Já o mercado brasileiro apenas agora volta os olhos para a utilidade desse tipo de veículo. Entretanto, a maioria dos modelos é baseada em adaptações a partir de motocicletas, e mesmo alguns que já saem de fábrica como triciclos acabam oferecendo um posto de condução tão exposto quanto numa moto. Enquanto num veículo de lazer tal característica é considerada "parte do show", num veículo de trabalho um pouco mais de conforto e segurança seriam bem-vindos. O problema é que a atual legislação de trânsito brasileira restringe a utilização de triciclos com cabine fechada em vias expressas, enquanto versões sem cabine não sofrem essa restrição. Vale destacar que apesar disso alguns modelos conseguem manter velocidades compatíveis com o tráfego rodoviário, que exige uma velocidade mínima igual à metade do limite máximo.

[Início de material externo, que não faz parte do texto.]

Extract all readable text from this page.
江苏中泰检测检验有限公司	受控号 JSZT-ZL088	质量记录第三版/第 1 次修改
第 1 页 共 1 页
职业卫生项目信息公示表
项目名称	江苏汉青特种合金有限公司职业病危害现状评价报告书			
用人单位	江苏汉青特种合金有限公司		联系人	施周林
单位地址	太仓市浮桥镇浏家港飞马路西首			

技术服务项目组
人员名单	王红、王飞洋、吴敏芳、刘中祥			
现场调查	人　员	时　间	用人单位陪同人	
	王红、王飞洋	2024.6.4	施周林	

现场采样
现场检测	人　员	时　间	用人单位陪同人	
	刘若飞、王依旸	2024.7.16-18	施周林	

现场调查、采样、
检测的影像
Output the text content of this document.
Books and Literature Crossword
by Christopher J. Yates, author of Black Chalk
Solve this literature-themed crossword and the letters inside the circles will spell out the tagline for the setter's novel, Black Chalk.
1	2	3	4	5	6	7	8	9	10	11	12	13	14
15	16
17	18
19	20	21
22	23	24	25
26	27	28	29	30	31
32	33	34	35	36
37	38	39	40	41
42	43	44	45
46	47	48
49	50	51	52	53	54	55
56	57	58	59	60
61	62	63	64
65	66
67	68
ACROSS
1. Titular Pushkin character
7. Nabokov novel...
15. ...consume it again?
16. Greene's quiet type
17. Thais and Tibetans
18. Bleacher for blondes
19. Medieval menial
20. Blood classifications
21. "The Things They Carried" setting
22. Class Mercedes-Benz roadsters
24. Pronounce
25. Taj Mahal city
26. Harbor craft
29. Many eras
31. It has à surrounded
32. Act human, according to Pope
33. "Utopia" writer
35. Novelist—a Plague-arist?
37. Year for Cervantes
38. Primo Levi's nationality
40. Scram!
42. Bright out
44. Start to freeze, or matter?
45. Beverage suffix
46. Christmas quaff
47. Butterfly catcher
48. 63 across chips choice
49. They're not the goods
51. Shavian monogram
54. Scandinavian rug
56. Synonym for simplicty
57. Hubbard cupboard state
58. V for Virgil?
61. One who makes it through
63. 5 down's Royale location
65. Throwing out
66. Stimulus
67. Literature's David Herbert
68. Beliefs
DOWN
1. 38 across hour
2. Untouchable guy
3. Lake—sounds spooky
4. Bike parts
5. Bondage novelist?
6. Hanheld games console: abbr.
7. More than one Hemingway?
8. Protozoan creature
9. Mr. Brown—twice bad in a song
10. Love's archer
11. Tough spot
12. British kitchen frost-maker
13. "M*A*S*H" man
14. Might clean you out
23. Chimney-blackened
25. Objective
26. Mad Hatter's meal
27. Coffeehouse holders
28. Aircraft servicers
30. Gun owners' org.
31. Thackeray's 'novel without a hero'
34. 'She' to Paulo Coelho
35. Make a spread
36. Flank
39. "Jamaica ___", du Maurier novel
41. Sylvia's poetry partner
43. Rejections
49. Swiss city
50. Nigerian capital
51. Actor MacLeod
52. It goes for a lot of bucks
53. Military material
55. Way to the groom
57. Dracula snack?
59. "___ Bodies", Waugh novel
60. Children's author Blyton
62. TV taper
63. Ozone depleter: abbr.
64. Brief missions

É possível para um triciclo atender às necessidades de um consumidor que hoje, por interesses diversos, se vê obrigado a recorrer a um carro 1.0  (o triciclo da foto apresenta um motor 4 vezes menor e pesa cerca de 1/3 do que um hatch "popular") ou a um "sucatão" usado, eventualmente em estado precário de manutenção. Ainda há quem acabe usando uma motocicleta, efetivamente mais perigosa que um triciclo por ser conduzida em equilíbrio precário desafiando as leis da física e sofrendo mais com os efeitos de ventos laterais, que ainda promovem um desgaste mais irregular dos pneus.
Fica ainda mais difícil levar os triciclos a sério com a forma caricata com que são apresentados por programas como o Top Gear, que embora não seja regularmente transmitido para o Brasil (exceto por operadoras de TV por assinatura que ofereçam transmissão da BBC) tem alguns episódios legendados em português no YouTube. No vídeo a seguir, o apresentador Jeremy Clarkson, com um senso peculiar de humor associado à elegância esperada de um lorde britânico, satiriza a estabilidade do Reliant Robin, modelo ainda bastante popular na terra do Austin Mini (apesar de custar mais que o famoso compacto, chegou a ter bastante popularidade em uma região de mineração devido à facilidade com que se deslocava após nevascas) apesar de não ser produzido a alguns anos.
Mas não há quem me convença que, apesar do cockpit não estar alinhado à roda dianteira, algum lastro foi colocado para facilitar os tombamentos, que foram todos para o mesmo lado. O mercado britânico foi bastante receptivo a triciclos após a II Guerra Mundial, e até hoje tais veículos são beneficiados com impostos menores por serem considerados motos. Haviam desde modelos como o Reliant Robin até os chamados "reverse trike", com duas rodas dianteiras e uma traseira motriz, com uma estabilidade até melhor em altas velocidades, tanto que até a consagrada fábrica de automóveis esportivos Morgan já chegou a produzir modelos nessa configuração.

Apesar de alguns mitos ainda persistirem, triciclos constituem uma opção suficientemente segura para atender a necessidades de transporte pessoal, de passageiros (tanto no uso familiar quanto como táxi ou como veículo para passeios turísticos), ou cargas leves.